Image: AndreaGoellner, Hen chicken feeding, Pixabay, Pixabay Licence

This paper compares the carbon footprint of broiler meat production in Europe with two uses of insect protein: either as chicken feed (in the place of soybean meal), or as food for direct consumption by humans. There is high variation in performance between insect species. On average, the carbon footprint per kg of protein produced for human consumption is lowest in the case of consuming insect protein directly as food, where the insects are fed on low-value industrial side streams. Replacing soybean meal chicken feed with insects can increase the carbon footprint, especially if the insects are fed on industrially produced composite feed as opposed to a waste stream.

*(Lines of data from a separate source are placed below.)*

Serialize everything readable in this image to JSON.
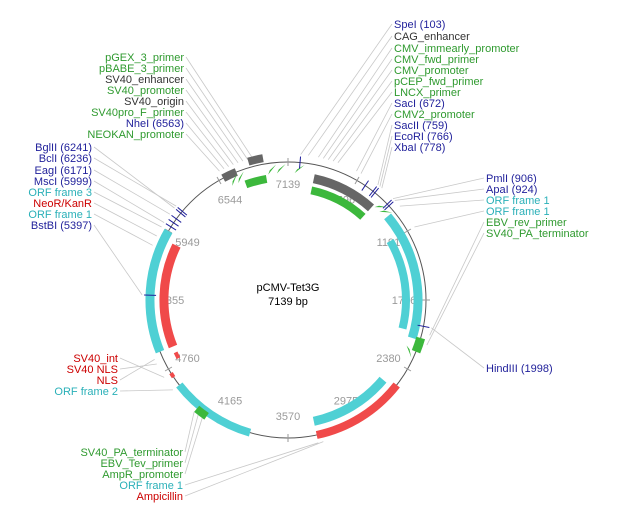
{
  "plasmid": {
    "name": "pCMV-Tet3G",
    "size_label": "7139 bp",
    "length_bp": 7139,
    "ticks": [
      "7139",
      "596",
      "1191",
      "1786",
      "2380",
      "2975",
      "3570",
      "4165",
      "4760",
      "5355",
      "5949",
      "6544"
    ]
  },
  "colors": {
    "enzyme": "#1f1f9a",
    "primer": "#2f9a2f",
    "feature": "#333333",
    "orf": "#2ab0b8",
    "resistance": "#cc0000",
    "leader": "#c8c8c8",
    "backbone": "#555555",
    "orf_fill": "#4fd0d4",
    "resist_fill": "#f04a4a",
    "green_fill": "#3cb83c",
    "gray_fill": "#666666"
  },
  "labels": [
    {
      "text": "SpeI (103)",
      "type": "enzyme"
    },
    {
      "text": "CAG_enhancer",
      "type": "feature"
    },
    {
      "text": "CMV_immearly_promoter",
      "type": "primer"
    },
    {
      "text": "CMV_fwd_primer",
      "type": "primer"
    },
    {
      "text": "CMV_promoter",
      "type": "primer"
    },
    {
      "text": "pCEP_fwd_primer",
      "type": "primer"
    },
    {
      "text": "LNCX_primer",
      "type": "primer"
    },
    {
      "text": "SacI (672)",
      "type": "enzyme"
    },
    {
      "text": "CMV2_promoter",
      "type": "primer"
    },
    {
      "text": "SacII (759)",
      "type": "enzyme"
    },
    {
      "text": "EcoRI (766)",
      "type": "enzyme"
    },
    {
      "text": "XbaI (778)",
      "type": "enzyme"
    },
    {
      "text": "PmlI (906)",
      "type": "enzyme"
    },
    {
      "text": "ApaI (924)",
      "type": "enzyme"
    },
    {
      "text": "ORF frame 1",
      "type": "orf"
    },
    {
      "text": "ORF frame 1",
      "type": "orf"
    },
    {
      "text": "EBV_rev_primer",
      "type": "primer"
    },
    {
      "text": "SV40_PA_terminator",
      "type": "primer"
    },
    {
      "text": "HindIII (1998)",
      "type": "enzyme"
    },
    {
      "text": "pGEX_3_primer",
      "type": "primer"
    },
    {
      "text": "pBABE_3_primer",
      "type": "primer"
    },
    {
      "text": "SV40_enhancer",
      "type": "feature"
    },
    {
      "text": "SV40_promoter",
      "type": "primer"
    },
    {
      "text": "SV40_origin",
      "type": "feature"
    },
    {
      "text": "SV40pro_F_primer",
      "type": "primer"
    },
    {
      "text": "NheI (6563)",
      "type": "enzyme"
    },
    {
      "text": "NEOKAN_promoter",
      "type": "primer"
    },
    {
      "text": "BglII (6241)",
      "type": "enzyme"
    },
    {
      "text": "BclI (6236)",
      "type": "enzyme"
    },
    {
      "text": "EagI (6171)",
      "type": "enzyme"
    },
    {
      "text": "MscI (5999)",
      "type": "enzyme"
    },
    {
      "text": "ORF frame 3",
      "type": "orf"
    },
    {
      "text": "NeoR/KanR",
      "type": "resistance"
    },
    {
      "text": "ORF frame 1",
      "type": "orf"
    },
    {
      "text": "BstBI (5397)",
      "type": "enzyme"
    },
    {
      "text": "SV40_int",
      "type": "resistance"
    },
    {
      "text": "SV40 NLS",
      "type": "resistance"
    },
    {
      "text": "NLS",
      "type": "resistance"
    },
    {
      "text": "ORF frame 2",
      "type": "orf"
    },
    {
      "text": "SV40_PA_terminator",
      "type": "primer"
    },
    {
      "text": "EBV_Tev_primer",
      "type": "primer"
    },
    {
      "text": "AmpR_promoter",
      "type": "primer"
    },
    {
      "text": "ORF frame 1",
      "type": "orf"
    },
    {
      "text": "Ampicillin",
      "type": "resistance"
    }
  ]
}
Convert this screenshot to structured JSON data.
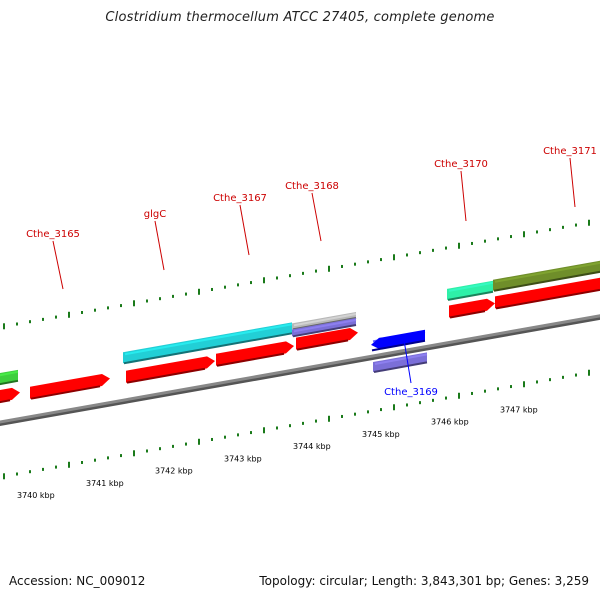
{
  "title": "Clostridium thermocellum ATCC 27405, complete genome",
  "footer": {
    "accession": "Accession: NC_009012",
    "summary": "Topology: circular; Length: 3,843,301 bp; Genes: 3,259"
  },
  "colors": {
    "forward_gene": "#ff0000",
    "reverse_gene": "#0000ff",
    "backbone": "#888888",
    "tick": "#1a7a1a",
    "cds_cyan": "#22cfd6",
    "cds_purple": "#7b6fd8",
    "cds_gray": "#b8b8b8",
    "cds_mint": "#2ef0a8",
    "cds_olive": "#6f8e2a",
    "cds_green": "#3ecf3e"
  },
  "scale_labels": [
    "3740 kbp",
    "3741 kbp",
    "3742 kbp",
    "3743 kbp",
    "3744 kbp",
    "3745 kbp",
    "3746 kbp",
    "3747 kbp"
  ],
  "gene_labels": [
    {
      "text": "Cthe_3165",
      "strand": "forward"
    },
    {
      "text": "glgC",
      "strand": "forward"
    },
    {
      "text": "Cthe_3167",
      "strand": "forward"
    },
    {
      "text": "Cthe_3168",
      "strand": "forward"
    },
    {
      "text": "Cthe_3169",
      "strand": "reverse"
    },
    {
      "text": "Cthe_3170",
      "strand": "forward"
    },
    {
      "text": "Cthe_3171",
      "strand": "forward"
    }
  ]
}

Since the data on insect performance come from various other studies, the exact composition of industrial side streams and industrially produced composite feed depends on the data source. This partly explains the high variation of results.

The figure below summarises the results of the paper:

Image: Range of carbon footprint values per kg of protein food produced for humans. The range illustrates the minimum and maximum values for each scenario (which depend on insect type); the mean value for each scenario is illustrated by the horizontal dash. Figure produced by TABLE using data from Table 6 of Vauterin et al. 



As part of the current climate change debate, concerns have been raised over the rapid expansion of soybean cultivation as the major protein source to feed animals for human consumption. At the same time, insect-based protein is rapidly emerging as an alternative protein source to animal-based protein, both as a potential substitute for soybean-based protein for the use in animal feed, and for direct human consumption. The assessment of climate impacts and market potentials of novel animal feed and food products related to such insect-based protein requires an assessment of their carbon footprints. This paper explores the extent to which insect protein could help to reduce the Global Warming Potential (GWP) associated with food consumption in Europe. The results from a quantitative review and scenario analyses provide two key insights. First, they support previous research suggesting that insect protein has the greatest potential to reduce the carbon footprints of European consumers, if insects are directly consumed as food. Second, they suggest not only that the use of insects as animal feed can substantially contribute to the sustainability of broiler production systems with regard to lowering GWP, but also that low-value side streams are key for improving this potential.



Vauterin, A., Steiner, B., Sillman, J. and Kahiluoto, H., 2021. The potential of insect protein to reduce food-based carbon footprints in Europe: The case of broiler meat production. Journal of Cleaner Production, p.128799.